SERA-32B, developed by the Allen Institute for AI (Ai2), is a 32-billion parameter open-source coding agent built upon the Qwen 3-32B base model. It is the inaugural model in Ai2's Open Coding Agents series, specifically designed for automated software engineering tasks. A key differentiator is its training methodology, Soft Verified Generation (SVG), which is significantly more cost-effective than traditional reinforcement learning or synthetic data methods, costing approximately $2,000 for data generation and training.

Key Capabilities

  • High Performance on SWE-bench: Achieves 49.5% on SWE-bench Verified, demonstrating strong capabilities in resolving real-world software issues.
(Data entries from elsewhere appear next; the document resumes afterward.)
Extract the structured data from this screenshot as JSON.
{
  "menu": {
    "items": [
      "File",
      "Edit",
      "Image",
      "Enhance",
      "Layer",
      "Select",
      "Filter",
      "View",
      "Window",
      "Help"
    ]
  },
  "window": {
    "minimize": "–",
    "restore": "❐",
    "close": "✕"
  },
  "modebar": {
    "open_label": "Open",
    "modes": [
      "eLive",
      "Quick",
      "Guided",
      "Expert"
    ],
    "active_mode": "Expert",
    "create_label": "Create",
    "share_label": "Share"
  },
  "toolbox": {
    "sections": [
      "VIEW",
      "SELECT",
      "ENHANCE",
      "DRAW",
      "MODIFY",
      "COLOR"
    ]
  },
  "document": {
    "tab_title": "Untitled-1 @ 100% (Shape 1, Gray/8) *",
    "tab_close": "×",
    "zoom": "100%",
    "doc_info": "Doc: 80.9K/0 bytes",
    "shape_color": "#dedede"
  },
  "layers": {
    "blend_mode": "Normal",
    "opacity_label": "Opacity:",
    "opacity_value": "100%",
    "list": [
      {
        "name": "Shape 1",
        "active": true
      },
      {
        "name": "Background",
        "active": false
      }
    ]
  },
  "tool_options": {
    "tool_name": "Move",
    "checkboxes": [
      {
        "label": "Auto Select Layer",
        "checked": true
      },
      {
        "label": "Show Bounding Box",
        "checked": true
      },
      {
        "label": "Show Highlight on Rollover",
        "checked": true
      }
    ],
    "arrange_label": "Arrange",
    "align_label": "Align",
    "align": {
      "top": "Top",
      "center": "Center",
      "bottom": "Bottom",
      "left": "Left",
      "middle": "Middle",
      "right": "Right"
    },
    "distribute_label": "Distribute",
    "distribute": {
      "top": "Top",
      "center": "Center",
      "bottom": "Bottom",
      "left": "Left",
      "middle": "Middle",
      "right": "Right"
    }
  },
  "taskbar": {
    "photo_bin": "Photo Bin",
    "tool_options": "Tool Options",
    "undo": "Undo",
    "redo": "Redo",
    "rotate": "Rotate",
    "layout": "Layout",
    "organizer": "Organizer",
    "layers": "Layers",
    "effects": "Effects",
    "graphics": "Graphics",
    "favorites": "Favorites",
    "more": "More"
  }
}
This performance is comparable to frontier open models like Devstral-Small-2 (24B) and larger models such as GLM-4.5-Air (110B).
  • Cost-Efficient Training: Utilizes Soft Verified Generation (SVG), a novel two-rollout pipeline that is 26x cheaper than reinforcement learning and 57x cheaper than previous synthetic data methods for equivalent performance.
  • 32K Context Length: Evaluated at a 32K context length, enabling it to handle complex codebases and extensive problem descriptions.
  • Apache 2.0 License: Available under an Apache 2.0 license, suitable for research, educational, and commercial use in accordance with Ai2's Responsible Use Guidelines.

Good For

  • Automated Software Engineering: Ideal for tasks such as bug fixing, feature implementation, and code refactoring.
  • Repository Specialization: Can be fine-tuned on private codebases to create highly specialized coding agents.
  • Research: A valuable tool for studying coding agents, data generation methods, and agent behavior, particularly in the context of efficient training techniques.

Users should be aware that SERA-32B is a research artifact without safety filtering and may generate insecure or incorrect code, requiring human oversight and verification.